In this one invoice alone, the Republic of Congo could have forgone up to $40,000 in taxes on the $201,000 bill paid from the client to Intelsat’s Mauritian shell company .

Intelsat did not respond to ICIJ’s specific questions about whether or not its customers paid reduced or no taxes under treaties. 

It told ICIJ that, in general, “we pay withholding taxes, where required, through contractual terms with our customers in the countries where the services are being consumed.” 

“That’s exactly the problem,” says Alvin Mosioma, executive director of the Tax Justice Network Africa, who describes telecommunications companies as “one of the major culprits on the continent when it comes to aggressive tax avoidance.”

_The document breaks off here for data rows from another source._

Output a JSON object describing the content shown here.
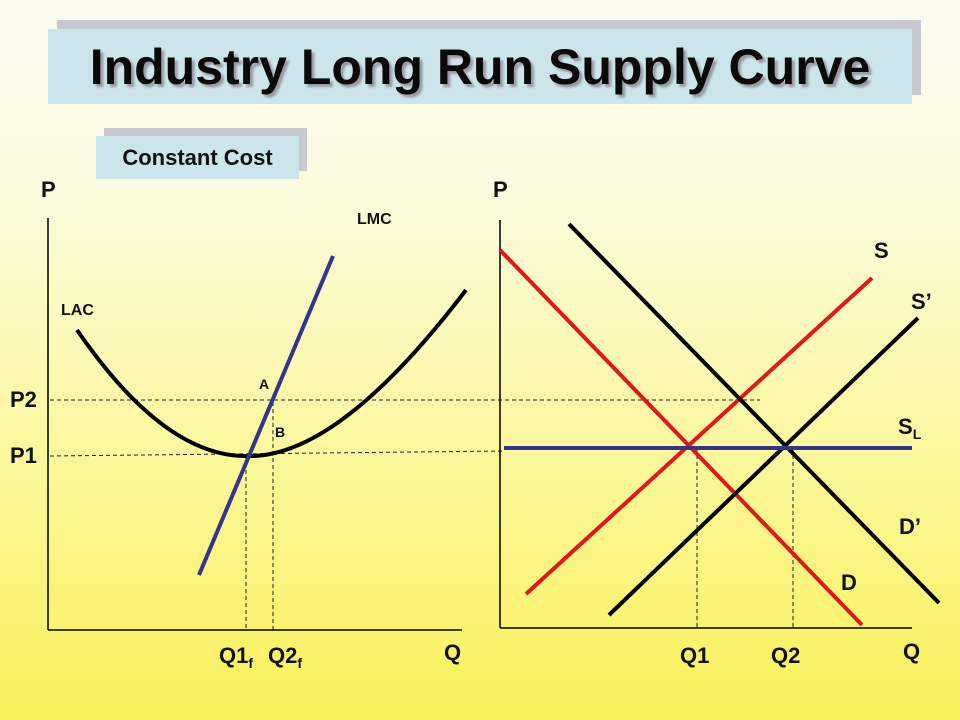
{
  "title": "Industry Long Run Supply Curve",
  "subtitle": "Constant Cost",
  "left_panel": {
    "y_axis": "P",
    "x_axis": "Q",
    "curves": {
      "lac": "LAC",
      "lmc": "LMC"
    },
    "points": {
      "a": "A",
      "b": "B"
    },
    "price_levels": {
      "p2": "P2",
      "p1": "P1"
    },
    "quantities": {
      "q1f_main": "Q1",
      "q1f_sub": "f",
      "q2f_main": "Q2",
      "q2f_sub": "f"
    }
  },
  "right_panel": {
    "y_axis": "P",
    "x_axis": "Q",
    "curves": {
      "s": "S",
      "s_prime": "S’",
      "sl_main": "S",
      "sl_sub": "L",
      "d_prime": "D’",
      "d": "D"
    },
    "quantities": {
      "q1": "Q1",
      "q2": "Q2"
    }
  },
  "colors": {
    "red_curves": "#e01818",
    "black_curves": "#000000",
    "blue_curves": "#34358a",
    "long_run_supply": "#34358a"
  }
}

The end result, Mosioma says, is that some taxes might not be paid at all. Treaties such as the one signed between the Republic of Congo and Mauritius could have allowed Intelsat to avoid or reduce tax in Mauritius and could have scrapped some taxes entirely in the Republic of Congo that would, without a treaty, be paid by Intelsat’s customer. 

Convergence also offered a vague response when asked about its taxes: “Convergence Partners has always complied with all regulatory requirements regarding the payment of tax. In this instance, it was no different .”

Financial and company laws in Mauritius, researcher Ezenagu says, “are structured to provide tax advantage to companies to the detriment of countries where the real economic activities occur and value is created.” 

Intelsat ’s structure “takes advantage” of these laws, Ezenagu says. “I would honestly think, by now, that tax treaties with Mauritius should have become discredited,” he says. 

“They simply do not grant the benefits to the countries that they were told they would.”